Nashville recorded 6.3 inches of snowfall on Thursday, shattering the city’s previous Jan. 6 record of 4 inches that had stood since 1977, the National Weather Service said. Freezing rain and sleet coated areas around the Tennessee-Alabama state border, said Scott Unger, a meteorologist for the service in Nashville.
Authorities urged people to travel only when necessary, as Metro Nashville Police reported accidents and other driving woes that snarled and slowed several roads.
Police in the city reported dozens of wrecks on the road by the early afternoon. A bevy of crashes and other issues bottlenecked drivers on multiple interstates in the region.
Along the Kentucky border, authorities in Montgomery County, Tenn., were dealing with dozens of crashes as well, including a wreck that killed one person involving a commercial vehicle on Interstate 24, according to Tennessee Highway Patrol spokesperson Lt. Bill Miller.
Tennessee Department of Transportation regional spokesperson Rebekah Hammonds tweeted Thursday that the agency is “clearing as much as we can but issues will continue as snow continues to fall and temps drop.”
With temperatures expected to plummet overnight, everything on the ground is going to freeze and create treacherous road conditions Friday, Unger said.
Schools around Tennessee canceled classes and governments temporarily closed their buildings, as far west as Memphis and Shelby County. Gov. Bill Lee shuttered state offices across Tennessee. Nashville and Memphis both saw their share of canceled flights.
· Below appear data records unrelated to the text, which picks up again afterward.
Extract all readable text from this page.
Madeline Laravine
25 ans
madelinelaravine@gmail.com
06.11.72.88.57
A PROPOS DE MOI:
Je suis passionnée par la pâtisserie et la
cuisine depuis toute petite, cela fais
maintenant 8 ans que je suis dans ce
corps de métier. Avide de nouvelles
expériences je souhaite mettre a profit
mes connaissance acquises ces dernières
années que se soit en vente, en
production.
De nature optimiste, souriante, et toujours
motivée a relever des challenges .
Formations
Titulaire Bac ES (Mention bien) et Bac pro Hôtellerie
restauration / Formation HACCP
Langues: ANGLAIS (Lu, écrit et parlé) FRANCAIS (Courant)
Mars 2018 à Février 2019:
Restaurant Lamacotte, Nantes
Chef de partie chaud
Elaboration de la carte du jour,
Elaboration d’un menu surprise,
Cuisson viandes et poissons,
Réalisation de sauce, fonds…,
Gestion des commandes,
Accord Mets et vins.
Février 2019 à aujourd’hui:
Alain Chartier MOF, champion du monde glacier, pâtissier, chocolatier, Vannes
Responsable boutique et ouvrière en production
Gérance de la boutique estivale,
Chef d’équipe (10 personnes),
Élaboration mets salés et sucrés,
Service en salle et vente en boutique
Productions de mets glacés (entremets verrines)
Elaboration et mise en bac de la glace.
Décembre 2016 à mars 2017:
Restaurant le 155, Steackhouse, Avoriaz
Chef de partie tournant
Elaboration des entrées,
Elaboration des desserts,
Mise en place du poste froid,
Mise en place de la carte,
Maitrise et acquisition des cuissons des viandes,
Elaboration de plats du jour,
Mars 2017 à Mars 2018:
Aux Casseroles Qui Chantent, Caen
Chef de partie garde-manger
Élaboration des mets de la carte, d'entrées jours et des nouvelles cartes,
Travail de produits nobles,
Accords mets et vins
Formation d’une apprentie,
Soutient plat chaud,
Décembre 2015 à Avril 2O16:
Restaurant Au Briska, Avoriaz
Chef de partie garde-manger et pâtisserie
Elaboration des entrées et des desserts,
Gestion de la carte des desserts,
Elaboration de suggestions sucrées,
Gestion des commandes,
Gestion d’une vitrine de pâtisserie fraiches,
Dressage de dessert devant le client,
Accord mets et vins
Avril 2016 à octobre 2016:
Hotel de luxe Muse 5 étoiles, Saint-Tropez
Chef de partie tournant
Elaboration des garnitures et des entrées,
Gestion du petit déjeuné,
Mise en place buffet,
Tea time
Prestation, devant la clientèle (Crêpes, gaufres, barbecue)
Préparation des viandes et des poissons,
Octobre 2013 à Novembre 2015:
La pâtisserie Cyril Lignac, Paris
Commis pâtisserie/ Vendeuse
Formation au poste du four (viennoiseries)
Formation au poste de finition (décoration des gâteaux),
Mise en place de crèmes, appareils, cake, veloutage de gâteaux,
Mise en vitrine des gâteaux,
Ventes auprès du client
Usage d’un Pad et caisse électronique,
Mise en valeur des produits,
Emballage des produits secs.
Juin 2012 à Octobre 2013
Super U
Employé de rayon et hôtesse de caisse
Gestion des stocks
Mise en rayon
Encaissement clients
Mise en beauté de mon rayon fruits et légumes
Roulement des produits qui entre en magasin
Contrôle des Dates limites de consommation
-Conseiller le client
Kentucky Gov. Andy Beshear warned that the snow hitting his state was “both real and dangerous,” with hundreds of car crashes across the state. Some areas had already received more than a half-foot by early afternoon, National Weather Service meteorologist Ron Steve said. Beshear declared a state of emergency and said he deployed teams of the Kentucky National Guard to help out.